Fino all’8 giugno anche un’altra bella mostra al Mart a cura di Oliva Maria Rubio, “El Lissitzky. L’esperienza della totalità” nato a Pocinok, Smolensk nel 1890 e morto a Mosca nel 1941. Anche qui, pittura, fotografia, architettura e design confluiscono.. Per l’artista l’arte doveva rispondere a un’esigenza di cambiamento , uno slancio utopistico, l’esperienza della totalità che contraddistingue le avanguardie russe. Prima l’adesione alla Rivoluzione d’Ottobre, poi la costruzione del nuovo. Dopo avere studiato architettura al Politecnico di Darmstad in Germania e a quello di Riga in Russia, l’artista esordisce negli anni della rivoluzione con opere astratte che si legano al Suprematismo di Malevic. I suoi primi disegni li chiama “Proun” acronimo in russo di “Progetti per l’affermazione del nuovo”. Le prime ricerca fanno si si che le forme sembrano ruotare intorno a se stesse.
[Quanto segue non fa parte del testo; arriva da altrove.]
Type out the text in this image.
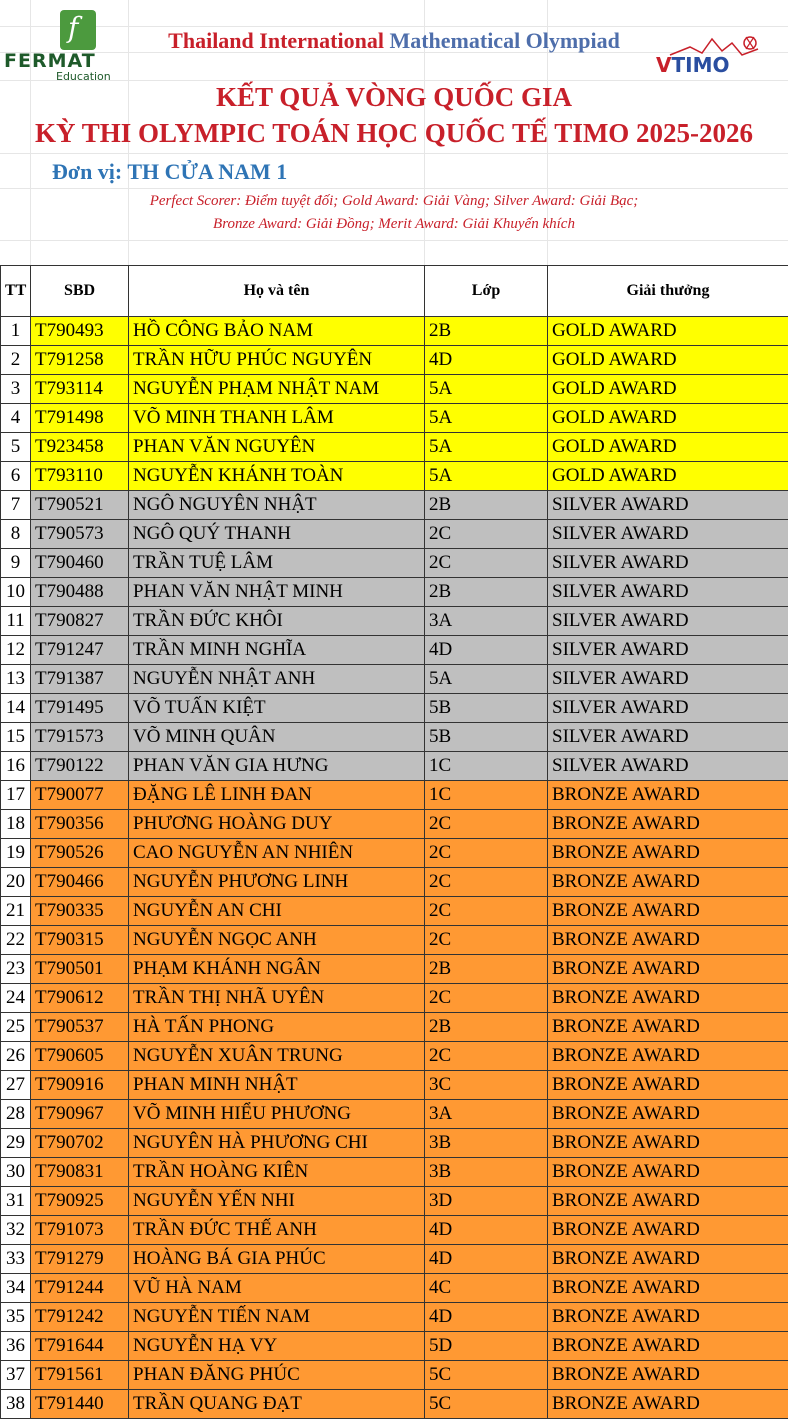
f
FERMAT
Education
Thailand International Mathematical Olympiad
VTIMO
KẾT QUẢ VÒNG QUỐC GIA
KỲ THI OLYMPIC TOÁN HỌC QUỐC TẾ TIMO 2025-2026
Đơn vị: TH CỬA NAM 1
Perfect Scorer: Điểm tuyệt đối; Gold Award: Giải Vàng; Silver Award: Giải Bạc;
Bronze Award: Giải Đồng; Merit Award: Giải Khuyến khích
TT	SBD	Họ và tên	Lớp	Giải thưởng
1	T790493	HỒ CÔNG BẢO NAM	2B	GOLD AWARD
2	T791258	TRẦN HỮU PHÚC NGUYÊN	4D	GOLD AWARD
3	T793114	NGUYỄN PHẠM NHẬT NAM	5A	GOLD AWARD
4	T791498	VÕ MINH THANH LÂM	5A	GOLD AWARD
5	T923458	PHAN VĂN NGUYÊN	5A	GOLD AWARD
6	T793110	NGUYỄN KHÁNH TOÀN	5A	GOLD AWARD
7	T790521	NGÔ NGUYÊN NHẬT	2B	SILVER AWARD
8	T790573	NGÔ QUÝ THANH	2C	SILVER AWARD
9	T790460	TRẦN TUỆ LÂM	2C	SILVER AWARD
10	T790488	PHAN VĂN NHẬT MINH	2B	SILVER AWARD
11	T790827	TRẦN ĐỨC KHÔI	3A	SILVER AWARD
12	T791247	TRẦN MINH NGHĨA	4D	SILVER AWARD
13	T791387	NGUYỄN NHẬT ANH	5A	SILVER AWARD
14	T791495	VÕ TUẤN KIỆT	5B	SILVER AWARD
15	T791573	VÕ MINH QUÂN	5B	SILVER AWARD
16	T790122	PHAN VĂN GIA HƯNG	1C	SILVER AWARD
17	T790077	ĐẶNG LÊ LINH ĐAN	1C	BRONZE AWARD
18	T790356	PHƯƠNG HOÀNG DUY	2C	BRONZE AWARD
19	T790526	CAO NGUYỄN AN NHIÊN	2C	BRONZE AWARD
20	T790466	NGUYỄN PHƯƠNG LINH	2C	BRONZE AWARD
21	T790335	NGUYỄN AN CHI	2C	BRONZE AWARD
22	T790315	NGUYỄN NGỌC ANH	2C	BRONZE AWARD
23	T790501	PHẠM KHÁNH NGÂN	2B	BRONZE AWARD
24	T790612	TRẦN THỊ NHÃ UYÊN	2C	BRONZE AWARD
25	T790537	HÀ TẤN PHONG	2B	BRONZE AWARD
26	T790605	NGUYỄN XUÂN TRUNG	2C	BRONZE AWARD
27	T790916	PHAN MINH NHẬT	3C	BRONZE AWARD
28	T790967	VÕ MINH HIỂU PHƯƠNG	3A	BRONZE AWARD
29	T790702	NGUYÊN HÀ PHƯƠNG CHI	3B	BRONZE AWARD
30	T790831	TRẦN HOÀNG KIÊN	3B	BRONZE AWARD
31	T790925	NGUYỄN YẾN NHI	3D	BRONZE AWARD
32	T791073	TRẦN ĐỨC THẾ ANH	4D	BRONZE AWARD
33	T791279	HOÀNG BÁ GIA PHÚC	4D	BRONZE AWARD
34	T791244	VŨ HÀ NAM	4C	BRONZE AWARD
35	T791242	NGUYỄN TIẾN NAM	4D	BRONZE AWARD
36	T791644	NGUYỄN HẠ VY	5D	BRONZE AWARD
37	T791561	PHAN ĐĂNG PHÚC	5C	BRONZE AWARD
38	T791440	TRẦN QUANG ĐẠT	5C	BRONZE AWARD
Negli anni Venti in Germania El Lissitzy entra in contatto con le avanguardie europee, i dadaisti, Kurt Schwitters e Hans Arp e glia rchitetti del neoplasticismo olandese. Espone le sue opere a Berlino e ad Hannover e stringe molti rapporti con l’ambito editoriale. Nel 1927 sposa Sophie Kuppers. Rientra in Russia, allestisce mostre e realizza padiglioni sovietici. Negli anni Trenta cura la veste grafica di 17 numeri della rivista “Urss in costruzione” , strumento di propaganda sovietica; foto e collage vengono usati per comunicare messaggi ideologici. Dopo la pittura si dedica alla scoperta del fotogramma, a nuove tecniche come l’esposizione multipla. Di grande efficacia il manifesto della mostra, come quello dell’esposizione di Radice; l’addio a un soldato al fronte russo e una partita di pallone. Mi ha sempre colpita una cosa: Lissitzky non si complimentò mai con il maestro Malevic (suprematista), in fondo dal suprematismo al costruttivismo o viceversa, il passo fu breve….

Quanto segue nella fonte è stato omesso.